I'm finally getting back in the groove of blogging having been off more or less the last week. And I've realized I have a lot of thoughts on a lot of things.
As we know in Texas, just when you think an election is over, really, the next on has just begun. And of course, we recognize that Burnt Orange Report needs to be there to satisfy the needs of the thousands of elite political animals who hunger for the next big thing, which obviously, will be the Legislature and Austin Municipal elections!
On that note... the return of CKMRS or C4N3P (Carole 4 Names, 3 Parties) is a major boon to profits here at the Report. While she has a decent shot at making a runoff, I think she's deluded into thinking she'll return to be Mayor.
As the Statesman pointed out today, she wasn't popular the last time her name (one of them at least) was on the ballot here in Austin.

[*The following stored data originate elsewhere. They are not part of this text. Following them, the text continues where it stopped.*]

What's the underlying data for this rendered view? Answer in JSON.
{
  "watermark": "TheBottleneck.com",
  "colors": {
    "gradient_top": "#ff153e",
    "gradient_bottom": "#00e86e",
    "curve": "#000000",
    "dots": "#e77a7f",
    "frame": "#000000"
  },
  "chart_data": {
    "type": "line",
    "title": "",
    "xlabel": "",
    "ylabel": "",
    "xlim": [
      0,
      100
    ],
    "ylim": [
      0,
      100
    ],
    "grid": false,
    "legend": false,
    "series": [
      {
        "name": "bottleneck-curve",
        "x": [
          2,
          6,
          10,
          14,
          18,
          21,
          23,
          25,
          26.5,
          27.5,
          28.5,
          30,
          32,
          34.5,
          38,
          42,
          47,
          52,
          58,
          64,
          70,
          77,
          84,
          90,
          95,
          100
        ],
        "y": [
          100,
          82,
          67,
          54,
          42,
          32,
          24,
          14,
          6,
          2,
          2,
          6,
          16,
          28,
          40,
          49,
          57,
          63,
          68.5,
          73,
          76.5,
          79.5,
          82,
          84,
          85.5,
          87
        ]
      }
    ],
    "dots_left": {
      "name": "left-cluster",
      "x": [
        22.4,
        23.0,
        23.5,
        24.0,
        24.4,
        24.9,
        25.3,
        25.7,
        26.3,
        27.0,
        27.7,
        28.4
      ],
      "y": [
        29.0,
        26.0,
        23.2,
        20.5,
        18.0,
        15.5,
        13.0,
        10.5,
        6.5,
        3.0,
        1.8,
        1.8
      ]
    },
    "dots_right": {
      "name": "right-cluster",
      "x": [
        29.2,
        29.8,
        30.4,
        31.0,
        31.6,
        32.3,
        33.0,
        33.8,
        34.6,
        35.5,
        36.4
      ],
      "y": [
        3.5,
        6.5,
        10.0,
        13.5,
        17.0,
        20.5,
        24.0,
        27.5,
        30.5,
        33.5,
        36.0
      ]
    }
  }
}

In the 2006 governor's race, when there were four major candidates for governor, Strayhorn finished third in Travis County with 13.7 percent of the vote. She almost finished fourth - she edged out Kinky Friedman for third by just 571 votes. Democrat Chris Bell captured 45 percent of the vote and Republican Rick Perry got 26 percent.
Obviously a May mayoral race is a completely different ballgame than a November gubernatorial election for a variety of reasons, not the least of which is that the mayoral election will be just in Austin, not all of Travis County. Still, it's interesting to see that she doesn't seem to start with a lot of built-in loyalty from voters.
My guess was that Carole probably did ever worse in just the City of Austin. So, you know, I actually looked it up.
In the City of Austin, Carole did even worse, getting just 13.2% placing 4th behind Bell, Perry, and Kinky. That's a grand total of 21,204 votes inside the city limits. Carole's best precinct performance was 26.1% while Chris Bell's worst precinct performance was 28.4% in Austin.
In the more or less uncontested Mayor's race in 2006 there were just under 52,000 votes cast and in the 2003 slightly more contested Mayor's race there were over 57,000 votes cast. Now certainly, given the population growth and the fact this is an open Mayoral seat, I think it is entirely reasonable to think we could see 70,000 voters or maybe more (though I think 100,000 is out of reach). But the catch is that the higher the vote goes (as Carole suggests she wants to see), the smaller her 21,000 Gubernatorial votes would be as a share of the electorate.
I don't discount that Carole is one of those figures you'd typically see the media fawn over as a character in politics. The problem is, the local media knows her very well (and Burnt Orange Report and the Chronicle probably not counted among her fans). She's a political creature, one that has shifted her positions, party, and values more times than we can track.
Austin's a growing, young, vibrant city with real issues and concerns. It doesn't need an old granny whose been out of touch with the city for decades to come back in and spruce up the town with a few throw pillows and stitch the city's budget back together with embroidery floss.